In a study, published in the recent issue of The American Journal of Medicine, researchers from St. Joseph Mercy Oakland Hospital, Michigan, had concluded that obesity is a risk factor for venous thromboembolic disease in people, more to those who are below the age of 40years.
Since 1927, obesity has been thought to be a risk factor for fatal pulmonary embolism (PE).

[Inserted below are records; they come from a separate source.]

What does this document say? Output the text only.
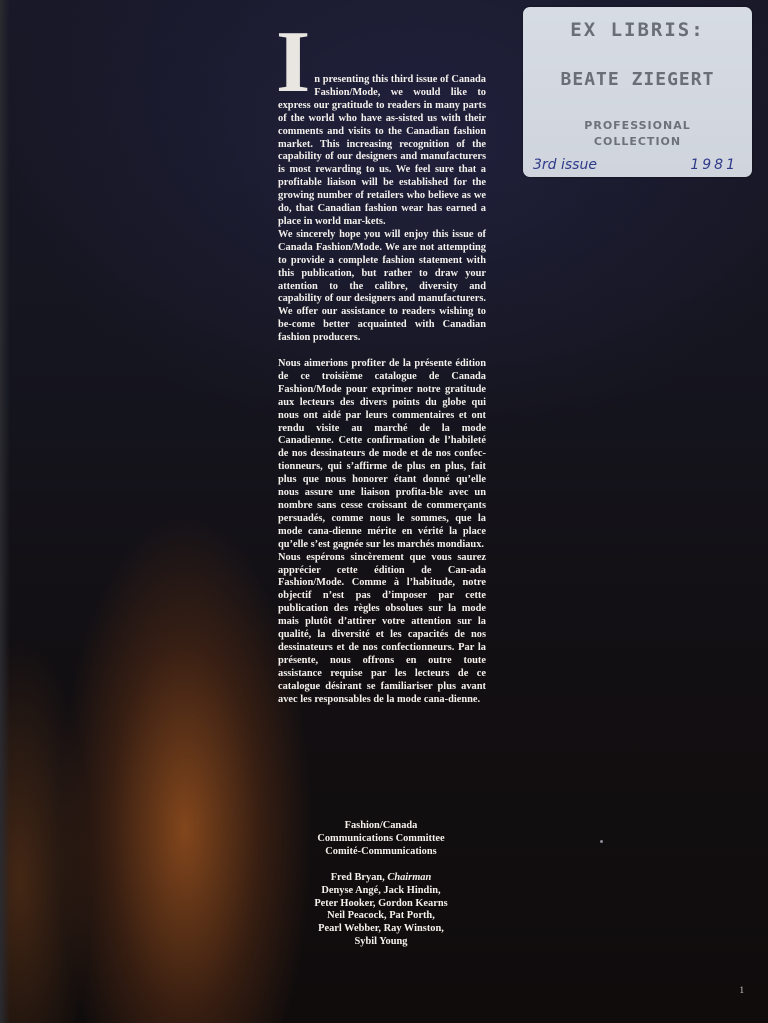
EX LIBRIS:
BEATE ZIEGERT
PROFESSIONAL
COLLECTION
3rd issue	1981
I n presenting this third issue of Canada Fashion/Mode, we would like to express our gratitude to readers in many parts of the world who have as-sisted us with their comments and visits to the Canadian fashion market. This increasing recognition of the capability of our designers and manufacturers is most rewarding to us. We feel sure that a profitable liaison will be established for the growing number of retailers who believe as we do, that Canadian fashion wear has earned a place in world mar-kets.

We sincerely hope you will enjoy this issue of Canada Fashion/Mode. We are not attempting to provide a complete fashion statement with this publication, but rather to draw your attention to the calibre, diversity and capability of our designers and manufacturers. We offer our assistance to readers wishing to be-come better acquainted with Canadian fashion producers.

Nous aimerions profiter de la présente édition de ce troisième catalogue de Canada Fashion/Mode pour exprimer notre gratitude aux lecteurs des divers points du globe qui nous ont aidé par leurs commentaires et ont rendu visite au marché de la mode Canadienne. Cette confirmation de l’habileté de nos dessinateurs de mode et de nos confec-tionneurs, qui s’affirme de plus en plus, fait plus que nous honorer étant donné qu’elle nous assure une liaison profita-ble avec un nombre sans cesse croissant de commerçants persuadés, comme nous le sommes, que la mode cana-dienne mérite en vérité la place qu’elle s’est gagnée sur les marchés mondiaux.

Nous espérons sincèrement que vous saurez apprécier cette édition de Can-ada Fashion/Mode. Comme à l’habitude, notre objectif n’est pas d’imposer par cette publication des règles obsolues sur la mode mais plutôt d’attirer votre attention sur la qualité, la diversité et les capacités de nos dessinateurs et de nos confectionneurs. Par la présente, nous offrons en outre toute assistance requise par les lecteurs de ce catalogue désirant se familiariser plus avant avec les responsables de la mode cana-dienne.

Fashion/Canada
Communications Committee
Comité-Communications
Fred Bryan, Chairman
Denyse Angé, Jack Hindin,
Peter Hooker, Gordon Kearns
Neil Peacock, Pat Porth,
Pearl Webber, Ray Winston,
Sybil Young
1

Because of the high proportion of obesity in the general population, previous studies have not determined whether obesity is an independent risk factor for PE or deep venous thrombosis (DVT).
The relative risk of DVT, comparing obese patients with non-obese patients, was 2.50. The relative risk of PE was 2.21. Obese females had a greater relative risk for DVT than obese males, 2.75 versus 2.02. Obesity had the greatest impact on patients aged less than 40 years, in whom the relative risk for PE in obese patients was 5.19 and the relative risk for DVT was 5.20. In females aged less than 40 years, the relative risk for DVT comparing obese with non-obese patients was 6.10. In males less than 40 years of age, the relative risk for DVT was 3.71.
Obesity, being a risk factor for PE, particularly in men and women under age 40, the presence of obesity may alert physicians to a possibility of the diagnosis. The diagnosis of PE is frequently missed even though PE is the third most common acute cardiovascular disease after myocardial infarction and stroke, said the researchers.